USD/CAD prints mild losses as it extends the late Friday’s pullback from the highest levels in eight days to 1.3730 during Monday’s sluggish Asian session. In doing so, the Loonie pair cheers the US Dollar’s pullback, as well as firmer prices of Canada’s key export earner, namely WTI crude oil.
US Dollar Index (DXY) snaps two-day rebound as it retreats to 103.00 after Minneapolis Fed President Neel Kashkari flags fears of US recession. Also weighing on the greenback could be the US Treasury bond yields’ failure to regain upside momentum.
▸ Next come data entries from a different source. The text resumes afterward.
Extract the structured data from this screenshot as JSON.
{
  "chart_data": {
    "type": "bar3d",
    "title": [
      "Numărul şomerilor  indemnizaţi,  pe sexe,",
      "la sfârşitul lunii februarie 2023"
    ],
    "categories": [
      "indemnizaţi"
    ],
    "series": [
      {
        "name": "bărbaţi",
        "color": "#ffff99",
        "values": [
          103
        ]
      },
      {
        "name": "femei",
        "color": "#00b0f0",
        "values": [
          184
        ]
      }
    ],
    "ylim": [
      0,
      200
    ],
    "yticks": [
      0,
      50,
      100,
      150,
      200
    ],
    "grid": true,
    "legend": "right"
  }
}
It’s worth noting that headlines from Bloomberg seemed to have contributed to the risk-on mood and weighed on the US Dollar, allowing USD/CAD to ease. “First Citizens BancShares Inc. is in advanced talks to acquire Silicon Valley Bank after its collapse earlier this month, according to people familiar with the matter,” said Bloomberg.
On the other hand, WTI crude oil rises half a percent intraday to near $69.70 while printing the first daily gains in three. The black gold’s latest gains could be linked to the cautious optimism in the market, as well as the headlines suggesting Russia’s shifting of nuclear weapons near Belarus. “The North Atlantic Treaty Organization (NATO) NATO on Sunday criticized Vladimir Putin for what it called his ‘dangerous and irresponsible’ nuclear rhetoric, a day after the Russian president said he planned to station tactical nuclear weapons in Belarus,” per Reuters.
It should be noted, however, that the mostly upbeat US data and an absence of dovish remarks by the Fed policymakers in the last week seemed to have favored the USD/CAD bulls.
That said, US Durable Goods Orders for February dropped by 1.0% versus January's fall of 5% (revised from -4.5%) and the market expectation for an increase of 0.6%. Details suggested that the figure for Durable Goods Orders ex Defense and ex Transportation were also downbeat but Nondefense Capital Goods Orders ex Aircraft came in firmer-than-expected 0.0% to 0.2%, versus 0.3% prior. Moving on, the preliminary readings of the US S&P Global PMIs for March came in firmer as the Manufacturing gauge rose to 49.3 from 47.3 in February, versus 47.0 expected, while Services PMI rose to 53.8 from 50.6 prior and 50.5 expected. With this, the S&P Global's Composite PMI increased to 53.3 from 50.1 in February, versus 50.1 market forecasts.
Following the data, Atlanta Fed President Raphael Bostic told NPR that it was not an easy decision to raise the policy rate while also adding that he is not expecting the economy to fall into recession. Further, St. Louis Federal Reserve President James Bullard, a policy hawk, said on Friday that the response to the bank stress was swift and appropriate, allowing the monetary policy to focus on inflation, per Reuters. The policymaker also added that the projections suggest one more rate hike that could be at the next FOMC meeting or soon after.
Against this backdrop, S&P 500 Futures trace Wall Street’s mild closing while the US Treasury bond yields remain pressured.
Looking ahead, Fed talks and second-tier US data may entertain DXY traders ahead of the Fed’s preferred inflation gauge, namely the Core Personals Consumption Expenditure (PCE) Price Index. Should the inflation numbers print strong outcomes, the greenback has scope for recovery.
Unless dropping back below the two-week-old previous resistance line, around 1.3685 by the press time, USD/CAD remains on the bull’s radar.